Covid-19. Parla il Commissario Arcuri: “Attenti a illusioni, non siamo a pochi passi dall’uscita dell’emergenza”

Da quando è stato scelto dal premier Giuseppe Conte come Commissario per gestire l’emergenza Coronavirus, Domenico Arcuri, ha lavorato alacremente per permettere all’Italia di uscire dalla crisi sanitaria nel minor tempo possibile e con il minor danno possibile.

Oggi, come riportato da ANSA, Domenico Arcuri è tornato a parlare della situazione italiana rispetto a questa tragica epidemia invitando, ancora una volta, la popolazione a non sottovalutare il problema e a non farsi prendere dalla frenesia rispetto ai numeri positivi degli ultimi giorni.

“Il numero di uomini e donne che perderanno la vita per il virus continuerà a crescere. Nei prossimi giorni in vista della Pasqua non dimenticate mai che si è portato via già 16.523 vite umane. Torno a supplicarvi, nelle prossime ore non cancellate mai questo numero dalla memoria. Attenti a illusioni ottiche, pericolosi miraggi, non siamo a pochi passi dall’uscita dell’emergenza, da un’ipotetica ora X che ci riporterà alla situazione di prima, nessun liberi tutti per ritornare alle vecchie abitudini” ha affermato il Commissario.

Proseguendo nel suo intervento, Domenico Arcuri ha ricordato l’importanza di continuare ad utilizzare le mascherine e, commentando l’opera di sciacallaggio che alcuni commercianti hanno operato ha aggiunto: “Una mascherina chirurgica non può essere rivenduta ad un prezzo 10 volte maggiore del costo, questo non è libertà di mercato ma una speculazione due volte insopportabile, perché non si specula sui bisogni degli altri e perché non si specula sulla vita degli altri. Anche pochi casi sono intollerabili vanno denunciati e combattuti. Le forze dell’ordine sono già intervenute e continueranno a farlo”.

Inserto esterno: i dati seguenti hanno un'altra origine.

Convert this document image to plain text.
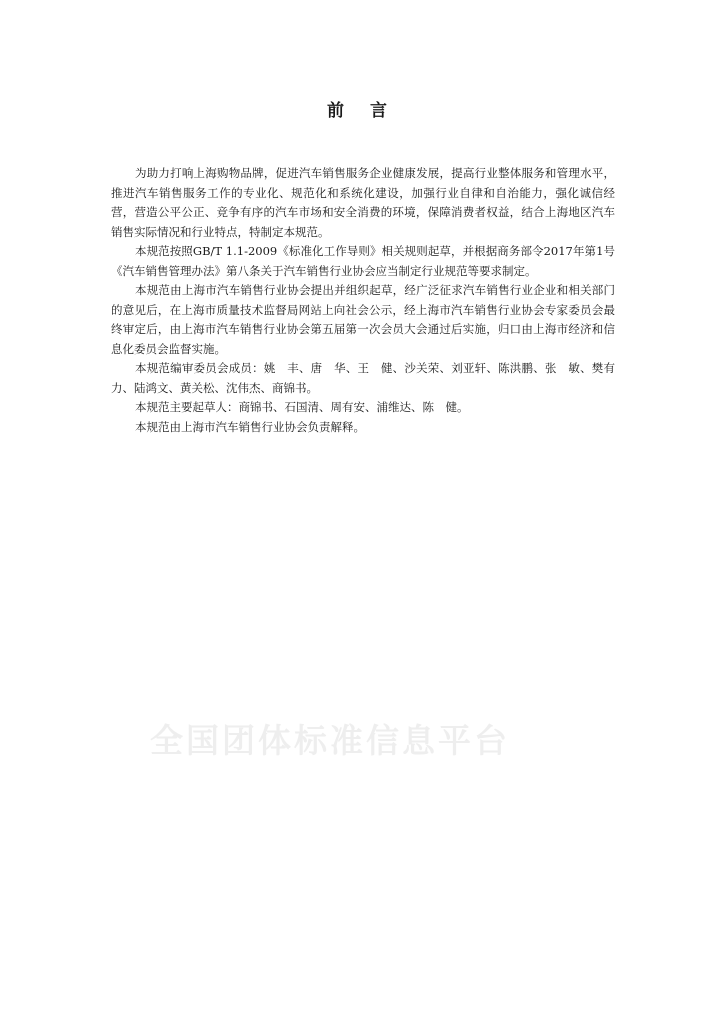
前 言

为助力打响上海购物品牌，促进汽车销售服务企业健康发展，提高行业整体服务和管理水平，推进汽车销售服务工作的专业化、规范化和系统化建设，加强行业自律和自治能力，强化诚信经营，营造公平公正、竞争有序的汽车市场和安全消费的环境，保障消费者权益，结合上海地区汽车销售实际情况和行业特点，特制定本规范。

本规范按照GB/T 1.1-2009《标准化工作导则》相关规则起草，并根据商务部令2017年第1号《汽车销售管理办法》第八条关于汽车销售行业协会应当制定行业规范等要求制定。

本规范由上海市汽车销售行业协会提出并组织起草，经广泛征求汽车销售行业企业和相关部门的意见后，在上海市质量技术监督局网站上向社会公示，经上海市汽车销售行业协会专家委员会最终审定后，由上海市汽车销售行业协会第五届第一次会员大会通过后实施，归口由上海市经济和信息化委员会监督实施。

本规范编审委员会成员：姚　丰、唐　华、王　健、沙关荣、刘亚轩、陈洪鹏、张　敏、樊有力、陆鸿文、黄关松、沈伟杰、商锦书。

本规范主要起草人：商锦书、石国清、周有安、浦维达、陈　健。

本规范由上海市汽车销售行业协会负责解释。

全国团体标准信息平台
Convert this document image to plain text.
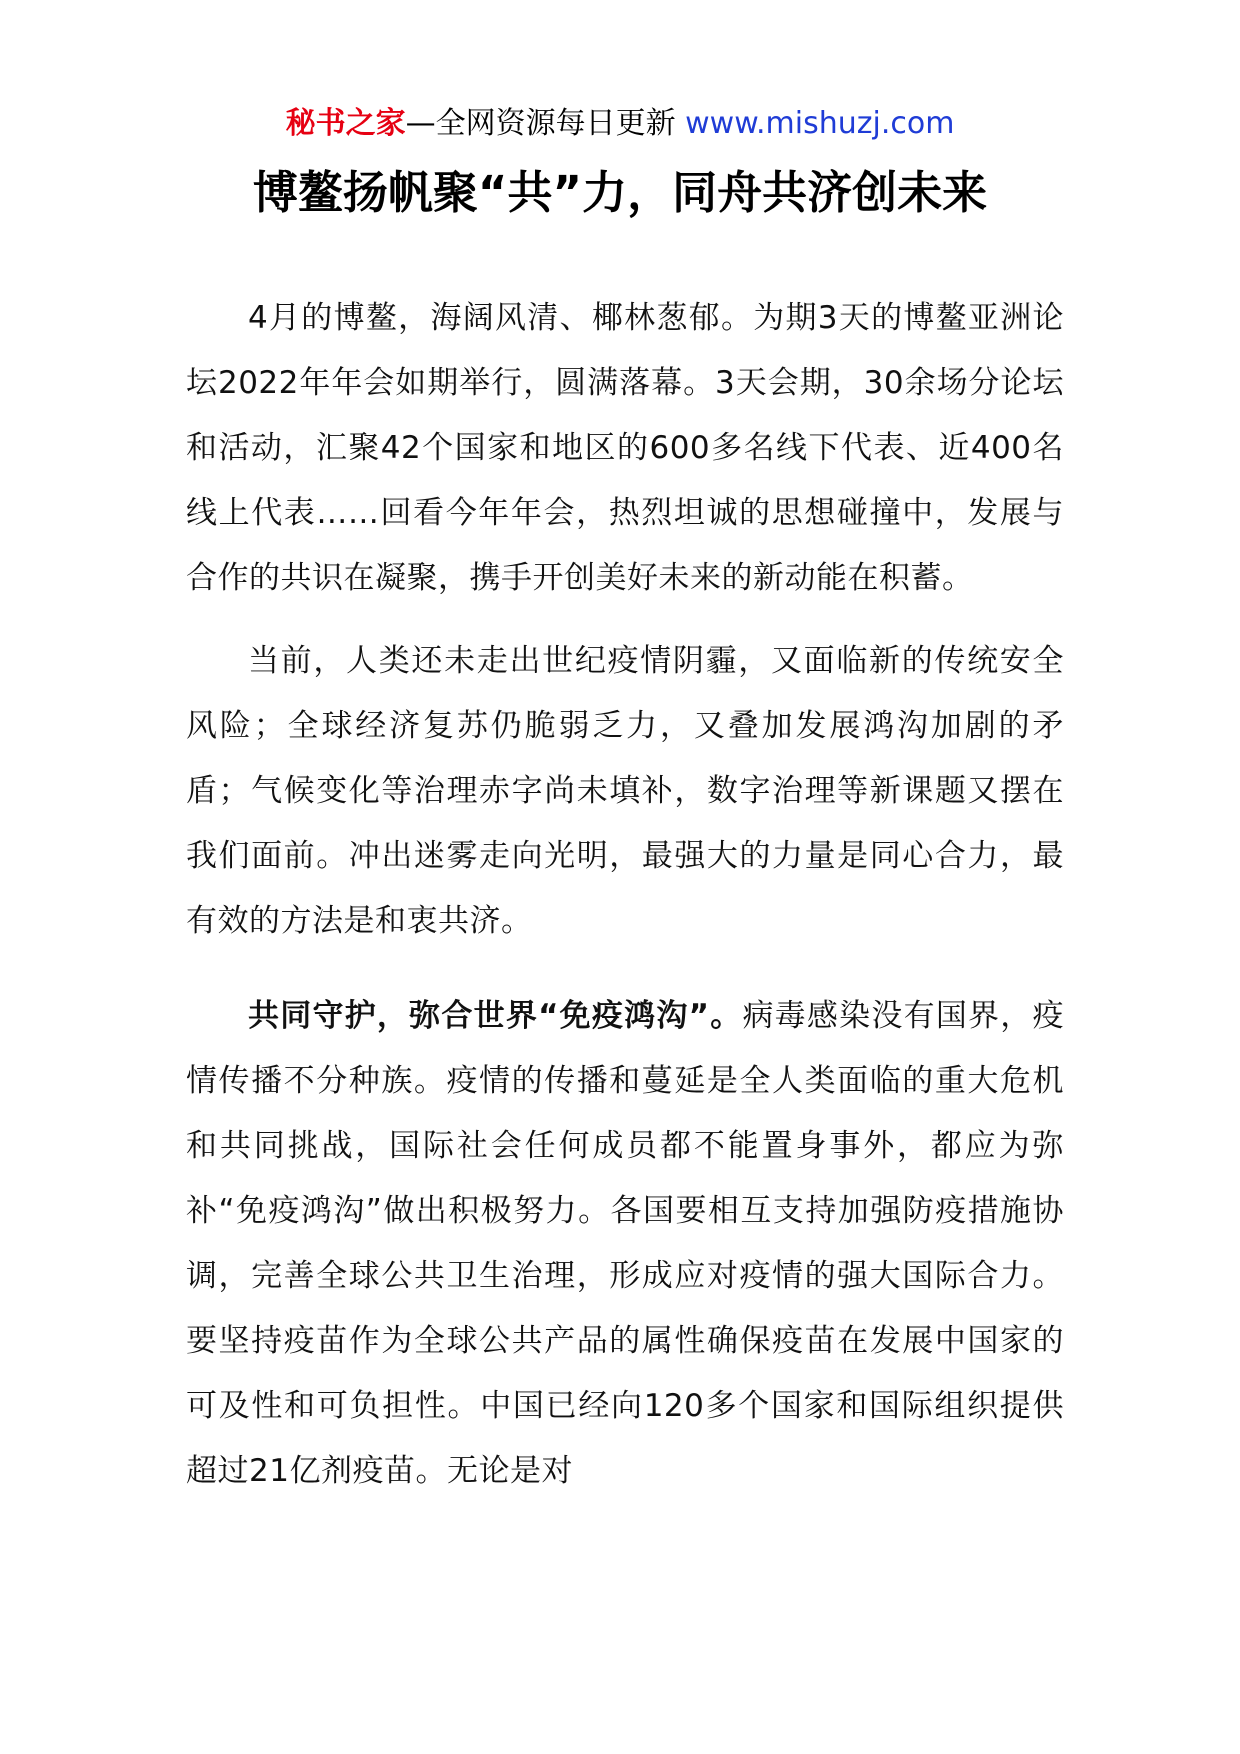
秘书之家—全网资源每日更新 www.mishuzj.com
博鳌扬帆聚“共”力，同舟共济创未来

4月的博鳌，海阔风清、椰林葱郁。为期3天的博鳌亚洲论坛2022年年会如期举行，圆满落幕。3天会期，30余场分论坛和活动，汇聚42个国家和地区的600多名线下代表、近400名线上代表……回看今年年会，热烈坦诚的思想碰撞中，发展与合作的共识在凝聚，携手开创美好未来的新动能在积蓄。

当前，人类还未走出世纪疫情阴霾，又面临新的传统安全风险；全球经济复苏仍脆弱乏力，又叠加发展鸿沟加剧的矛盾；气候变化等治理赤字尚未填补，数字治理等新课题又摆在我们面前。冲出迷雾走向光明，最强大的力量是同心合力，最有效的方法是和衷共济。

共同守护，弥合世界“免疫鸿沟”。病毒感染没有国界，疫情传播不分种族。疫情的传播和蔓延是全人类面临的重大危机和共同挑战，国际社会任何成员都不能置身事外，都应为弥补“免疫鸿沟”做出积极努力。各国要相互支持加强防疫措施协调，完善全球公共卫生治理，形成应对疫情的强大国际合力。要坚持疫苗作为全球公共产品的属性确保疫苗在发展中国家的可及性和可负担性。中国已经向120多个国家和国际组织提供超过21亿剂疫苗。无论是对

Sempre parlando delle mascherine, Arcuri, ha poi evidenziato come, ad oggi, si sia data la priorità ai rifornimenti per gli ospedali e per il personale sanitario: “Per ora ci occupiamo di rifornire il numero massimo di mascherine alle strutture sanitarie che combattono, non ci occupiamo di distribuire mascherine ai cittadini. Se alcune regioni ritengono legittimamente di doverle fornire, se ne occuperanno loro, fino a una nuova organizzazione che non è ancora arrivata. Se vuole la mia opinione, credo che per molto tempo molti di noi se non tutti ci dovremo abituare ad utilizzare questo strumento di protezione”.